Their naked anti-government spending campaign stump broadsides to largely white suburban, rural and strongly male crowds further drive the point home that blacks are not even an after-thought in their drive to snare the White House. Their campaign approach would be enough to insure the lowest of single digit support from blacks even if their opponent isn't a popular, and history making African-American president. One would have to hark back to Ronald Reagan in his reelection bid in 1984 to find a GOP president that has ticked off African-Americans to the extent Romney-Ryan have. Even Reagan, despite the low intensity warfare he waged against civil rights organizations and black Democrats, still managed to get three percent of the black vote.

But there's more to the picture than the goose egg number that pollsters say Romney-Ryan will get. The black vote in several ways is very much a part of the GOP's strategy and tactics to win the White House. GOP presidents and presidential contenders Nixon, Reagan, Bush Sr. and especially W. Bush took great pains to give the appearance that they were not overt racists, and that naked racism was not part of their appeal. This included highly orchestrated, stage managed, photo-ops with black celebrities and sports figures, a handful of key black pitch men and women on the campaign trail with them, and in the case of Bush loading up the Republican convention with a pack of show piece, African-Americans to provide entertainment and perfunctory speeches. This time it's is no different. The GOP convention in Tampa will feature former Secretary of State Condoleezza Rice, former Democratic congressman Artur Davis, and Mia Love, Mayor of Saratoga Springs, Utah as prime time key note convention speakers.

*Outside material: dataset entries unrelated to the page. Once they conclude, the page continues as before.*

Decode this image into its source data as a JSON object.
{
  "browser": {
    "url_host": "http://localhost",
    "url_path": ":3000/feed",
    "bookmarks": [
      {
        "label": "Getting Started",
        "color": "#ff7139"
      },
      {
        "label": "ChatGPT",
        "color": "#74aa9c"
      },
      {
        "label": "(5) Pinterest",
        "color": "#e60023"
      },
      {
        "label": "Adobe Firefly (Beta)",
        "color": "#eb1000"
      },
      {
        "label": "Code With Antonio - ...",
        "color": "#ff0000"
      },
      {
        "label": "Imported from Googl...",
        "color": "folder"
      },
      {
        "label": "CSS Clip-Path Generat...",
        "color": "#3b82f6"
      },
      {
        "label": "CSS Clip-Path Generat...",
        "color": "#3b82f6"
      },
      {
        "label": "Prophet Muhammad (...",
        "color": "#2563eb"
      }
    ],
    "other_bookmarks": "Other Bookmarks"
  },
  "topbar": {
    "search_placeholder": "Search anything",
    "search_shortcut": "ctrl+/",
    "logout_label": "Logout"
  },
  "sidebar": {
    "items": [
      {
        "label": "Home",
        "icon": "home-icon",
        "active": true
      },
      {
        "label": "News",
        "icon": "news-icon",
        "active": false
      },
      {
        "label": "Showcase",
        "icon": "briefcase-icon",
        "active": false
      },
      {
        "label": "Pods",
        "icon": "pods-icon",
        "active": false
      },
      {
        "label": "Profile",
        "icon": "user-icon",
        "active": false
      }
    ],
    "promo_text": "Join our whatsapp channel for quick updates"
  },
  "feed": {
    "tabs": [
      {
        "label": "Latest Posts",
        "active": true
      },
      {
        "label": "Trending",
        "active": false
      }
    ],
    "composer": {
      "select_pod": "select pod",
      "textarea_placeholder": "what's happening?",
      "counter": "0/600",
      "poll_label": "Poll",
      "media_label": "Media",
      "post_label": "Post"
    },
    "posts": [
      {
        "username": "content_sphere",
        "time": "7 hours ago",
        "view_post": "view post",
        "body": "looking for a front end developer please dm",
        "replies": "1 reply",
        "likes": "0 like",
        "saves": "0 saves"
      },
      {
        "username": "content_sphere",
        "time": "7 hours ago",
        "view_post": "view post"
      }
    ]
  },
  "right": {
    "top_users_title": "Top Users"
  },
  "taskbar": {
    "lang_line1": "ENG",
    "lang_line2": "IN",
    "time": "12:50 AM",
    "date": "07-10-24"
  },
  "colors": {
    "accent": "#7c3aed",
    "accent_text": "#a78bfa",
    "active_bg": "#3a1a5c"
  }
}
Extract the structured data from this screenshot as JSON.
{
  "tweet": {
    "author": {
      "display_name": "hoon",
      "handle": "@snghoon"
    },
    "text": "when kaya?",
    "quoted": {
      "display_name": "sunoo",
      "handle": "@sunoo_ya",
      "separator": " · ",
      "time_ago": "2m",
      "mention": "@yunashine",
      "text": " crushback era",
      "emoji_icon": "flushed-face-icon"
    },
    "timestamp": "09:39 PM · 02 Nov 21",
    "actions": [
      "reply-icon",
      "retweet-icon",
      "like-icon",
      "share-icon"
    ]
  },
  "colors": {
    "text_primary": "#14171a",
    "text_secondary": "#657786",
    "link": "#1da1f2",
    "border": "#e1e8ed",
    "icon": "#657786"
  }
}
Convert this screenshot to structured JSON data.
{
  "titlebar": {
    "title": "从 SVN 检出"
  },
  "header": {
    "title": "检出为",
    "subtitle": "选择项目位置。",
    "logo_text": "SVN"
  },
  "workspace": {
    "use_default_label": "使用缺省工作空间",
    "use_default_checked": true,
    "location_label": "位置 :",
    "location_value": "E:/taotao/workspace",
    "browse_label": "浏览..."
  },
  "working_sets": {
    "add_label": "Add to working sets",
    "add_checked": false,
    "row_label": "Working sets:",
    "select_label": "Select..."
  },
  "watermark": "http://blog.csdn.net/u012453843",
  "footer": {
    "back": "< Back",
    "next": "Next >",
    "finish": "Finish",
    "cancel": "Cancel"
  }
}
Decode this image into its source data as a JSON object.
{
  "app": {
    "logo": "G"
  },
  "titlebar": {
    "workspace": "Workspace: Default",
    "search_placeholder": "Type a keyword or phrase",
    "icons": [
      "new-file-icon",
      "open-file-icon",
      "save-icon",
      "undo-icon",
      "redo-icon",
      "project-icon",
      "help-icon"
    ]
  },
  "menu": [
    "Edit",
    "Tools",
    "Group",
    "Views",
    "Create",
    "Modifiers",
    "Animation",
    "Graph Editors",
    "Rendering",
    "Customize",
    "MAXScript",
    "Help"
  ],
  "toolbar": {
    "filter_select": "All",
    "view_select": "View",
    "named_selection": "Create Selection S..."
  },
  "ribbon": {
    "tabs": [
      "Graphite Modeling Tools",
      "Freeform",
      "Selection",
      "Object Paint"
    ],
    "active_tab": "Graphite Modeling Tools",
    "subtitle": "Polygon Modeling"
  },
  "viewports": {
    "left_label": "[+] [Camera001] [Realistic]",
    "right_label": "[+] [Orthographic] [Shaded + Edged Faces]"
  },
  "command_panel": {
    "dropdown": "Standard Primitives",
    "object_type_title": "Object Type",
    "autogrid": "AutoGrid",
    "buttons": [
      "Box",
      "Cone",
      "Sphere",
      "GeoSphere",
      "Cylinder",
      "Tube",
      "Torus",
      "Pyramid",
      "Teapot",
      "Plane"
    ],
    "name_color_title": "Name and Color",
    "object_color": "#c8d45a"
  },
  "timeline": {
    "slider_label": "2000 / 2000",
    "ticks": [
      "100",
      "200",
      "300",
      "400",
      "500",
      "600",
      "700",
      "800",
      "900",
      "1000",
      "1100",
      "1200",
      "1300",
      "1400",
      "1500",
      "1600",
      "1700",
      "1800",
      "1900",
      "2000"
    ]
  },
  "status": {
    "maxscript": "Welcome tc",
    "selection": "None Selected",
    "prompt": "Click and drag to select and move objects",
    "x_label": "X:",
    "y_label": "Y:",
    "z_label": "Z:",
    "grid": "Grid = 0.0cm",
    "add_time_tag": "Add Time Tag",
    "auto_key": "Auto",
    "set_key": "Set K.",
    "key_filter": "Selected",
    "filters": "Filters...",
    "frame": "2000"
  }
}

The next tact is to refine the ploy of voter suppression tactics that the GOP has traditionally employed, in times past, from felon bans to blatant intimidation of black and Hispanic voters at polling places. GOP governors and GOP controlled state legislators did that by drumming up a maze of rules and regulations from ending weekend voting to the rash of voter ID requirements. The aim is the same and that's to damp down the black vote total all under the guise of combating voter fraud.

Then there's the subtle racial pander. This is the GOP's standard use of code words and attack points such as tax and spend Democrats, out of control, wasteful government, and welfare freeloaders. This embeds the notion that minorities, and especially blacks, unfairly scam the system with the active connivance of Democrats and at the expense of hard-working, overtaxed blue-collar and middle class whites. The flip side of this is to continually finger point civil rights leaders and Democrats as the perpetual players of the race card whenever they voice criticism of the racist digs, taunts, and hectoring of President Obama from many Tea Party leaders and followers.

Another insidious GOP ploy with its eye on black voters is to bankroll and promote a handful of visible and vocal black conservatives to recite all the stock criticisms of Obama, civil rights leaders, and Democrats. This creates the deliberate and false impression that a substantial number of blacks don't support the Democratic Party despite the polls. Davis, for instance, plays that role well. In highly touted interviews and appearances, Davis pounds on the tired theme that the Democratic Party has betrayed blacks and that it practices a modern version of plantationism; that is perennially taking the black vote for granted, while offering no tangible programs for the black poor. His tout of Romney and Ryan's emphasis on private sector growth, school choice, and further shredding welfare, is supposedly the path to economic well-being and uplift for blacks. This line will be repeated incessantly by black GOP pitchmen and women in the run up to November 6.

The GOP's aim is not to add a digit or two to the goose egg that polls show Romney will get from black voters. It's to sow seeds of doubt, confusion, and even some hostility toward Obama among just enough blacks to keep them from the polls in the must win battle ground states, present the façade of a color blind party, and sprinkle it all with racially loaded code terms to further inflame conservative white voters. This is the plus GOP banks on among blacks despite Romney's 0 percent black voter support.